1708082844 Are SUVs more dangerous than cars Pivot point

Are SUVs more dangerous than cars? – Pivot point

Are SUVs more dangerous than cars Pivot point

Is the increasing popularity of Sport Utility Vehicles (SUVs) and their growing numbers on our roads causing safety issues? This is the question asked by one of our readers OUR Newsroom participatory. According to our confirmation, our roads have never been safer, despite the impact of SUVs on those who don't drive.

Are SUVs more dangerous than cars Pivot point

In fact, according to federal Department of Transportation statistics, all indicators point to continued improvement in safety on Canadian roads, even as more and more of us drive increasingly heavier vehicles.

Between 1999 and 2021, the latest year for which data is available, the number of people injured in road accidents has roughly halved, from 218,457 to 108,546, while the number of deaths has fallen by 41%, from 2,980 to 1,767.

However, the Ministry's data does not allow us to verify what proportion of these accidents were involving SUVs, but we do know that the place occupied by this type of vehicle within the Canadian automobile fleet continued to increase over the period.

In fact, slightly more light trucks, the category that includes SUVs but also pickup trucks and minivans, are being sold every year, while Canadians are buying fewer and fewer cars.

Through fluctuation, we are gradually moving towards replacing the vehicle fleet with these heavier vehicles.
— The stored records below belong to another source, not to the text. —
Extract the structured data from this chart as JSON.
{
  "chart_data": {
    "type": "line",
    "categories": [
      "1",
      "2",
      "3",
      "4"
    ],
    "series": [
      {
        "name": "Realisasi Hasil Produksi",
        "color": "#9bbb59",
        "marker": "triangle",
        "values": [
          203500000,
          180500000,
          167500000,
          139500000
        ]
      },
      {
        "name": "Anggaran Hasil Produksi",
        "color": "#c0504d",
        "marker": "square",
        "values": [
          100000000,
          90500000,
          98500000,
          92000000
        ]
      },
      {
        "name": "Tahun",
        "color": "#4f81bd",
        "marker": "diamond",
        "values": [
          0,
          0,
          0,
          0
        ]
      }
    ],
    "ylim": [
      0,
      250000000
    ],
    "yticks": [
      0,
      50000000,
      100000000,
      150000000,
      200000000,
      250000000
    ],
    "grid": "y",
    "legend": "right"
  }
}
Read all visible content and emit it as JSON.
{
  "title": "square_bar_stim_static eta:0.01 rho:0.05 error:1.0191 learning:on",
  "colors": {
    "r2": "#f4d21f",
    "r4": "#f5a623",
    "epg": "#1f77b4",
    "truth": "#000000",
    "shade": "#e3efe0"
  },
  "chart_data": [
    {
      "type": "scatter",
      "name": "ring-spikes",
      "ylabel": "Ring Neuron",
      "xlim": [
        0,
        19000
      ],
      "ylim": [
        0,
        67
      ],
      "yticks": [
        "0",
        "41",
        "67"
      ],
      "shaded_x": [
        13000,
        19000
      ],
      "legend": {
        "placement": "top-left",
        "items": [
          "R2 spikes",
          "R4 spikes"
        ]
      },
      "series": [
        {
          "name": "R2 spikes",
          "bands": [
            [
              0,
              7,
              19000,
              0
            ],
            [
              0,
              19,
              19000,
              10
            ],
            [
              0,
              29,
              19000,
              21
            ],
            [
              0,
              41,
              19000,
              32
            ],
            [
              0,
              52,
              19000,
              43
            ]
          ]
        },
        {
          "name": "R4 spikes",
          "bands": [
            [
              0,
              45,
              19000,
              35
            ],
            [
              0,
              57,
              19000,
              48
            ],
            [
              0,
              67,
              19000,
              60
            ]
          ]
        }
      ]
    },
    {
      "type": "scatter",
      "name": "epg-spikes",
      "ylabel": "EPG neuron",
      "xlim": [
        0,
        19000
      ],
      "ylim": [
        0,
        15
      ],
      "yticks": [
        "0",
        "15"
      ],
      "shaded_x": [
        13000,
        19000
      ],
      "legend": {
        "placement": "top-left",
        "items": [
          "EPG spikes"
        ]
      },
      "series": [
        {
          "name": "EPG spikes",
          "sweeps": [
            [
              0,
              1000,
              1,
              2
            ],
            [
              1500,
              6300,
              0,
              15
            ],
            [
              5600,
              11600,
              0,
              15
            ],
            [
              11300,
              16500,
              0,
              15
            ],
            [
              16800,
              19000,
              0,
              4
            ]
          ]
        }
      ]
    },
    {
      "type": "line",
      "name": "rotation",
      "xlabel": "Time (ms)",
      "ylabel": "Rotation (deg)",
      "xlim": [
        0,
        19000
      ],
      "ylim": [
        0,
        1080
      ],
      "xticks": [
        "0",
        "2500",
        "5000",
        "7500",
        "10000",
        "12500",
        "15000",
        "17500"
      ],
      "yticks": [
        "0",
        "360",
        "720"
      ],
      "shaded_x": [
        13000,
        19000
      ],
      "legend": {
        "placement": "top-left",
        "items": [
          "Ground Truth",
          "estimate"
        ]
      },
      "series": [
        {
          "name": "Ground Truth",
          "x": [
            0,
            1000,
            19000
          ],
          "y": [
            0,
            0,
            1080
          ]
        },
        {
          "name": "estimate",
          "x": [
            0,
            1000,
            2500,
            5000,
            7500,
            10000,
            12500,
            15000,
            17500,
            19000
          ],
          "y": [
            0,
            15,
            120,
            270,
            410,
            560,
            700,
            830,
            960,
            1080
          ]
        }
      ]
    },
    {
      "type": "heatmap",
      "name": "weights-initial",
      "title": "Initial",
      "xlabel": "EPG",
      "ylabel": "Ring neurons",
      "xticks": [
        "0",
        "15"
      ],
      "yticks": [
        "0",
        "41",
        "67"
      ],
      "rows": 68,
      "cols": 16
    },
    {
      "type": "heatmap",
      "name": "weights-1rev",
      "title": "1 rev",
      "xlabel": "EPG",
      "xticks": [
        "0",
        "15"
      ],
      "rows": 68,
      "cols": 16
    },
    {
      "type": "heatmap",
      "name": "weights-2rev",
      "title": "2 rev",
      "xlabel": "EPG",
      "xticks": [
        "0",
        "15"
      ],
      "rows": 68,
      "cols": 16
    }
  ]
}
Even if this trend continues, SUVs and other trucks could account for almost all new vehicle sales in the country as early as 2028, according to the Energy Sector Management Chair, who is concerned about the environmental impact of this change.

A question of size

However, American researchers from the independent research organization Insurance Institute for Highway Safety (IIHS) found that the heavier the vehicle, the greater the risk of death or serious injury to people who are not in a heavy vehicle.

The occupants of an SUV who are involved in an accident with a small car, a cyclist or a pedestrian are not at greater risk because of their choice of vehicle, but people who come into contact with these SUVs are at greater risk.

This applies to SUVs, but also to electric vehicles, which can be up to twice as heavy as their gasoline counterparts. Not to mention, electric SUV sales now exceed electric car sales, according to the Energy Sector Management Chair.

A more dangerous form for pedestrians

In addition to their weight, SUVs and other light trucks are more dangerous to pedestrians than smaller vehicles because of their shape, according to an IIHS analysis.

When a pedestrian is hit by an SUV, the impact of the bumper is actually higher on the person's body. Therefore, it tends to bounce toward the front of the vehicle, whereas a person hit by a sedan tends to roll on the windshield and roof of the car, saving them much of the force of the impact in addition to being hit ensures that the impact is prevented from landing under the wheels of the vehicle.

SUVs are also designed to have larger blind spots than other vehicle types, increasing the risk that their driver may not see a person traveling on foot until it is too late to avoid it, the IIHS said.

Additionally, in the United States, the number of pedestrians involved in traffic accidents has increased by 80% since 2009, after steadily declining since the 1980s, a situation that several studies attribute to SUVs.

However, this trend is not seen in Canada, where the number of pedestrian injuries and fatalities decreased by 26% and 20%, respectively, between 2009 and 2021.

A changing street environment

Several factors could explain the improving safety record on Canadian roads, despite the increase in the number and size of vehicles traveling on them. For example, according to a public safety report, drunk driving is trending down across the country.

In addition, new driver assistance technologies are now integrated into almost all new vehicles, which, according to the IIHS, helps prevent numerous accidents each year.

Land use planning may also have played a role, as hundreds of millions of dollars have been invested across the country to build safe pedestrian crossings and bike paths.

Safer roads for your children…especially in SUVs

Our reader ended her survey with the question: “Are our children safe in the back seats of our vehicles?” »

In 2021, 54 children aged fourteen or younger died and 5,429 were injured in an accident involving a road vehicle. This is approximately three times what it was in 1999. A significant decrease, especially considering that the number of vehicles on Canadian roads has increased by approximately 10% over the same period.

So even if you chose a small car for environmental reasons, your children will be much safer there than when they were children, even if the presence of SUVs on the roads increases the risk. Let them run.

A risk that is, however, no higher if you drive an SUV yourself. On the other hand, keep in mind that with these types of heavy vehicles, the likelihood that you will be the one who injures or kills a child in an accident increases significantly.